İlerici uygulamaları nedeniyle kendisinden övgüyle bahsedilen Salesforce şirketi bile, yüzlerce çalışanının, şirketin ABD Gümrük ve Sınır Koruma ajansına yazılım satışını durdurmasını istemesiyle bir çalışan aktivizmi dalgası yaşadı. Buna karşılık CEO Marc Benioff, bu tür sorunları gözden geçirmek için dahili bir "Teknolojinin Etik ve İnsani Kullanımı" adında bir çalışma grubu kurdu. Benioff, "bana 'aktivist CEO' denebilir, çünkü çalışanlarımın isteklerine yanıt veriyorum ama gerçek şu ki, eğer bunu yapmazsanız, CEO olmayacaksınız. Silikon Vadisi'nde çalışanlarını dinlemediği için ‘işten çıkarılan' pek çok CEO örneğimiz var" diyor.

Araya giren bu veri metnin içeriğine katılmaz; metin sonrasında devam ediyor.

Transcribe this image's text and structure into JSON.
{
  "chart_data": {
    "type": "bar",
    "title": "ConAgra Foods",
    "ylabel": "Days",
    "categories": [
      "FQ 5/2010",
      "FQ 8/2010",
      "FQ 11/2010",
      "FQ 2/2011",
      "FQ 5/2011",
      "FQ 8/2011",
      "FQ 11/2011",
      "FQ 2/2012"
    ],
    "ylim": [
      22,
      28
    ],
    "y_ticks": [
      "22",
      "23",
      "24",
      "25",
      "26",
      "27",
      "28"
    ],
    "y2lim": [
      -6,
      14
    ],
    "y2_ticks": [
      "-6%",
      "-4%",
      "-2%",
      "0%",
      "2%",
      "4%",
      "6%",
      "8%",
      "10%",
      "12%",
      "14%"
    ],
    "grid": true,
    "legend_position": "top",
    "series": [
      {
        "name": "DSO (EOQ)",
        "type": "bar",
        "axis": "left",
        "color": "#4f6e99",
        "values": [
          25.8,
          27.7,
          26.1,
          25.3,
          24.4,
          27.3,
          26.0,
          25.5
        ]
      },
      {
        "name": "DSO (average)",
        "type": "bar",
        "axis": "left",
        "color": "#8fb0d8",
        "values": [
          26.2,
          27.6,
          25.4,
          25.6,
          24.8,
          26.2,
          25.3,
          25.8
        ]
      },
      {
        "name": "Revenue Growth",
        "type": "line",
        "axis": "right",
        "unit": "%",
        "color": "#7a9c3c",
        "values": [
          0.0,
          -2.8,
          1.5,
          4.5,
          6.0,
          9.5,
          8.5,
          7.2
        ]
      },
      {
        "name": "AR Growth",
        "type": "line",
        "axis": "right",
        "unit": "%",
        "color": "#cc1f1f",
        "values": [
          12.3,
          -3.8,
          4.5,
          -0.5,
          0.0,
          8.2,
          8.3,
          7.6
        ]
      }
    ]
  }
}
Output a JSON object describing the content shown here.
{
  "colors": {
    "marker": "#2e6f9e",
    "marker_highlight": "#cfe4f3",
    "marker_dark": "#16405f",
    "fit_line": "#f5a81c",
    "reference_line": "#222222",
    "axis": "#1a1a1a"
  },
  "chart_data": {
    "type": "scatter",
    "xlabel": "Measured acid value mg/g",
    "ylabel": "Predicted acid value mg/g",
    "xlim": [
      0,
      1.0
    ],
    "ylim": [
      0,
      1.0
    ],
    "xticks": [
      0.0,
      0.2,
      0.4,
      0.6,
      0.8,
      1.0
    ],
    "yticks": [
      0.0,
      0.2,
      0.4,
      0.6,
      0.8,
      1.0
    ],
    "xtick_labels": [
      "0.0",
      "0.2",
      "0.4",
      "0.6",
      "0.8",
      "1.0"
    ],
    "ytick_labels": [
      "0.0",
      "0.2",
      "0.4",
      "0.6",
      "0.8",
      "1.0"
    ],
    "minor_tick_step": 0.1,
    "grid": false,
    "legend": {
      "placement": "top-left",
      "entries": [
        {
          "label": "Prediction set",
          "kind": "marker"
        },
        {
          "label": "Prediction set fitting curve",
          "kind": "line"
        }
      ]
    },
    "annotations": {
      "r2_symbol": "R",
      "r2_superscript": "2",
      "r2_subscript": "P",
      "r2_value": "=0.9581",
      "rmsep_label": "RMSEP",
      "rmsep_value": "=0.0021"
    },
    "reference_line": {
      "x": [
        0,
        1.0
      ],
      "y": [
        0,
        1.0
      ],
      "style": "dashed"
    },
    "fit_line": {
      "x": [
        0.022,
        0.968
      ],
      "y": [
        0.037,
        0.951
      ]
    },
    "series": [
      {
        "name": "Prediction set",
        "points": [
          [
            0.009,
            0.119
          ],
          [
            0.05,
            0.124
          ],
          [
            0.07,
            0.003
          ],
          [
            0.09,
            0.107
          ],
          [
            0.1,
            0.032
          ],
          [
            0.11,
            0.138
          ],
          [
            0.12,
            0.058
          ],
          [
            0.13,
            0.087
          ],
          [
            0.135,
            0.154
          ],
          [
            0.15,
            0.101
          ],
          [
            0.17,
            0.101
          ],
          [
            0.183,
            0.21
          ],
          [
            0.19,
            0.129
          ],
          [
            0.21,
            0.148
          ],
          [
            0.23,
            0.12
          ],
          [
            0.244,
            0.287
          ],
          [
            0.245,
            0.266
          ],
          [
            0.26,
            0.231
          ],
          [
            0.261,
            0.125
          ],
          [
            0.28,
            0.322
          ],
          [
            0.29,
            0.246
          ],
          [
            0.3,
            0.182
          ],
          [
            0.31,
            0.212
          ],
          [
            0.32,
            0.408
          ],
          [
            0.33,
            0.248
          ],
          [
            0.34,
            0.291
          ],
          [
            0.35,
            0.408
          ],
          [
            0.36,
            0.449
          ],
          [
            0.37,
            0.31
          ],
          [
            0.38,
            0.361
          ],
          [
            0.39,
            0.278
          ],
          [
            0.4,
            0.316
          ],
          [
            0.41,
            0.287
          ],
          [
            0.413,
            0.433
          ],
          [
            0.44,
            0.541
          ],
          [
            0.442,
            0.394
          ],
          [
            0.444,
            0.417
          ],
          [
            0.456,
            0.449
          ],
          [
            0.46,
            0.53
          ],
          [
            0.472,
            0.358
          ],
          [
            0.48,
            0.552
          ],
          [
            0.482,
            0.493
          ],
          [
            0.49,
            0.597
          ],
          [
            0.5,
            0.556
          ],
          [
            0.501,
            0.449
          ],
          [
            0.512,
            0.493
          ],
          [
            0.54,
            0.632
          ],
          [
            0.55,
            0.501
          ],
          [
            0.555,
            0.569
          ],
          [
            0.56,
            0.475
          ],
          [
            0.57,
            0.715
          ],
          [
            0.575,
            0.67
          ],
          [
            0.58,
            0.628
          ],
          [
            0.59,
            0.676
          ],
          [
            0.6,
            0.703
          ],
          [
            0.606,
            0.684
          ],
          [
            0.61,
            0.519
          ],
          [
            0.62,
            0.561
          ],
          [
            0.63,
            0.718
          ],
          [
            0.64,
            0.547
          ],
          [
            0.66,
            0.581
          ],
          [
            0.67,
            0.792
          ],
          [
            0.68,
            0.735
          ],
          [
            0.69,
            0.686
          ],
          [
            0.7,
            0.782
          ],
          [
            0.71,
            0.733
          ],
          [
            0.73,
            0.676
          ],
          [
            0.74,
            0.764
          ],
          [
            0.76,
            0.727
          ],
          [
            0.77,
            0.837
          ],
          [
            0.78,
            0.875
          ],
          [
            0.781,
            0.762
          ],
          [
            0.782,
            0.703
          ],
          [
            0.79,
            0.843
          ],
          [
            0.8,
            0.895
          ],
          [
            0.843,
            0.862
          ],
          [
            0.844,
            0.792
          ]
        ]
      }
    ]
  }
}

Türkiye gerçeklerine baktığımızda, yüksek işsizlik, bozuk gelir dağılımı, derin yoksulluk gibi ekonomik sebeplerin çalışanları seslerini yükseltme konusunda korkak ya da çekimser yaptığı çok açık.
Ülkemizde şirket hissedarlarının ve liderlerinin de siyasi ve ekonomik kaygılarla seslerini duyurmaması, çalışanlarını desteklememesi yaygın.
Gezi parkı protestoları sırasında, şirket merkezinin parka yakın olması sebebiyle, öğle yemeği aralarında bile eylemlere yoğun olarak katılabilmiş şirket çalışanlarının, sert esen siyasi rüzgâr sebebiyle aynı eylemlere bugün katılamayacağı acı bir gerçek.
"Enseyi karartmayalım" temennisi acaba çok mu naif?